Hermanó a los hermanos distanciados. Acercó a todos los españoles al espíritu de una sola identificación: ¡España! Lo hizo con elegancia y respeto. Escuchando siempre. Sugiriendo siempre. Después de lograr la unión de todos en un todo, y como un todo español, renunció. España estaba a las puertas de la España democrática. Renunciaba para dar lugar a las aperturas que se sugerían, a las diferentes voces que se escuchaban y a otras que querían ser también oídas.
Su hija murió de grave enfermedad. Le siguió su esposa. Todo su mundo personal empezó a vestirse de gris. Sus dos amadas mujeres morían seguidas una de la otra. Muy lentamente, él comenzó a morir después de ellas y su España se abría a nuevos caminos. España latía con un nuevo corazón, con una Constitución unitaria, con una vida y vías democráticas, y Adolfo había marcado el ritmo y hermanado la sangre.
Caballero ante todo, servidor leal de la causa de la unidad española y de su majestad el Rey, y de todo el pueblo español.
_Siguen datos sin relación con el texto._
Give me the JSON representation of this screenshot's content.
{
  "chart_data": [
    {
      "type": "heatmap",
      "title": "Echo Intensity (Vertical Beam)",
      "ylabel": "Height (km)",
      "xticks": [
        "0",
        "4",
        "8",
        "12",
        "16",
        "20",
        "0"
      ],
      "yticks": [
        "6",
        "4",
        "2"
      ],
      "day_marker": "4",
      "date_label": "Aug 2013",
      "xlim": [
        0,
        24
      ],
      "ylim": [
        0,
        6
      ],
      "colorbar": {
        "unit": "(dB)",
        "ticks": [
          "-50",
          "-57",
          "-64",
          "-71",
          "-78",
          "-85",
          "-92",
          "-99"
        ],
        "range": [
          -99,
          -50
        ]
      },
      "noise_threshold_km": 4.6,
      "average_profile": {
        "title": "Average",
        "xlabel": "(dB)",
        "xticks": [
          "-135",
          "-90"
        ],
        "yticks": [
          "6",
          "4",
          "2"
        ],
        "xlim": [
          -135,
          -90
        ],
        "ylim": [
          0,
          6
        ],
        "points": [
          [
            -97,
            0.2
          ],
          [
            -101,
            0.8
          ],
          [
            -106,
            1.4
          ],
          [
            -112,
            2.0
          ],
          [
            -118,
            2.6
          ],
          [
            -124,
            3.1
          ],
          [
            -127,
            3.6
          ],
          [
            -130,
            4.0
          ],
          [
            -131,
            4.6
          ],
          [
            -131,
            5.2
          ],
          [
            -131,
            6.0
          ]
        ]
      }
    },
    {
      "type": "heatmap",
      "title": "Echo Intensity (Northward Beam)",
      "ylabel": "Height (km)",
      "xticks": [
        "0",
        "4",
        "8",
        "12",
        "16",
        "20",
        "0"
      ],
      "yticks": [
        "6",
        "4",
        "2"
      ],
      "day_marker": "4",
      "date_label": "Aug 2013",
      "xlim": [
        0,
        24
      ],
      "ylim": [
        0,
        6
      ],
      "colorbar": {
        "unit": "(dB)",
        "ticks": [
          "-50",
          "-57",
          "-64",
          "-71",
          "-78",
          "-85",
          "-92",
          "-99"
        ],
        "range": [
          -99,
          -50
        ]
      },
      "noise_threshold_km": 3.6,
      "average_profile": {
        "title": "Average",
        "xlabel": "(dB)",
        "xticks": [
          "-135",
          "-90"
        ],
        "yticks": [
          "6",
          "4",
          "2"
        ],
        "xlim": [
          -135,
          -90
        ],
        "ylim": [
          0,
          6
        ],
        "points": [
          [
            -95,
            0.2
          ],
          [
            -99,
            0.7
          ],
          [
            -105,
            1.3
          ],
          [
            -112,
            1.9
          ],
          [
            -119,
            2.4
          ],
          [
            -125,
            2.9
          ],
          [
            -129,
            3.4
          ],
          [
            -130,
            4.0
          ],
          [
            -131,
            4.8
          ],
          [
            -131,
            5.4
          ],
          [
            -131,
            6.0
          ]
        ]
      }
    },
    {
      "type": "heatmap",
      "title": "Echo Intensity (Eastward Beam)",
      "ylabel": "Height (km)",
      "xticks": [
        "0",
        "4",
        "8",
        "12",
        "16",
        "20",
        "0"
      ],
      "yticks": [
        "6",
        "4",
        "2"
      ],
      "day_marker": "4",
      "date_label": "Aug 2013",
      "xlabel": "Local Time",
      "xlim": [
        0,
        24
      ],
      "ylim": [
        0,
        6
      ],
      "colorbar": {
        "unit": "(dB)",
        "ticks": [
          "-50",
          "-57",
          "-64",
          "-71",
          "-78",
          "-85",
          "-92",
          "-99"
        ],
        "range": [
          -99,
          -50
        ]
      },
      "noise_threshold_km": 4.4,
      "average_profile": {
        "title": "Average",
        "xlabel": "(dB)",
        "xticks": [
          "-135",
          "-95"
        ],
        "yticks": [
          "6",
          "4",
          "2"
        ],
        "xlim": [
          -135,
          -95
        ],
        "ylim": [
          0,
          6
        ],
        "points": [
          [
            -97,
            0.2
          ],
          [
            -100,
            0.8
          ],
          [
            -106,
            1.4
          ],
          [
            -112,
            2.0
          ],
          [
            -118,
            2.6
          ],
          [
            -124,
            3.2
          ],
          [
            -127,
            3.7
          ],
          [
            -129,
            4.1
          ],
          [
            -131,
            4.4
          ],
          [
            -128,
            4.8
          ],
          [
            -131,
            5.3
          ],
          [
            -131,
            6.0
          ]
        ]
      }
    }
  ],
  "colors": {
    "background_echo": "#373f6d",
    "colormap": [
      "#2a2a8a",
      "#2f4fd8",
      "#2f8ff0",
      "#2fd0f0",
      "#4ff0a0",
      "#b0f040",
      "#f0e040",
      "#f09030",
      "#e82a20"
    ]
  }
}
Hombre honrado y sumamente humilde. “El pueblo me besa, pero no me elige, y yo he de querer lo que ellos quieren”. Murió después de una larga enfermedad, pacíficamente, siempre sereno, humilde y amable, rodeado de la admiración y el respeto de miles de miles de ciudadanos de todas las tendencias políticas y de distintos lugares y comunidades españolas, que llegaban en oleadas kilométricas a su Capilla Ardiente, a darle su reconocimiento y su último adiós. Indiscutiblemente el pueblo siempre sabe quién le ama y quién no le engaña. Las gentes reconocen quién les ofreció, desde su propia alma, su mejor y mayor don: España en el rumbo, en el camino de la vida en democracia.
“La concordia fue posible”, así dice su lápida, en Ávila, junto al amor de su vida, su esposa, después de ser trasladada ésta, por amor del pueblo y del Estado españoles, junto a él, al sitio de su descanso final.
Don Adolfo Suárez, persona buena y honesta, noble y trabajadora, conciliadora y nunca ególatra, sin totalitarismos ni traiciones ni golpes bajos. Querido don Adolfo, siempre me recordaste y me recordarás a gentes buenas y humanas, lindas, esforzadas, leales, íntegras, respetuosas de los demás, del deber cumplido y de la trascendencia. Personas muy sencillas pero excepcionales, que son capaces de dar su vida con sinceridad por un servicio y por los valores más puros. Personas que también tienen la capacidad y el coraje de decir NO al atropello y al poder enfermizo y opresor. ¿Sabes?, yo quise estar ahí cuando el Rey te premió, no pudo ser, pero te envié un abrazo gigantesco y muy eterno; y otra cosa, moriste de amor, sí, como gente linda que conocí. STQ.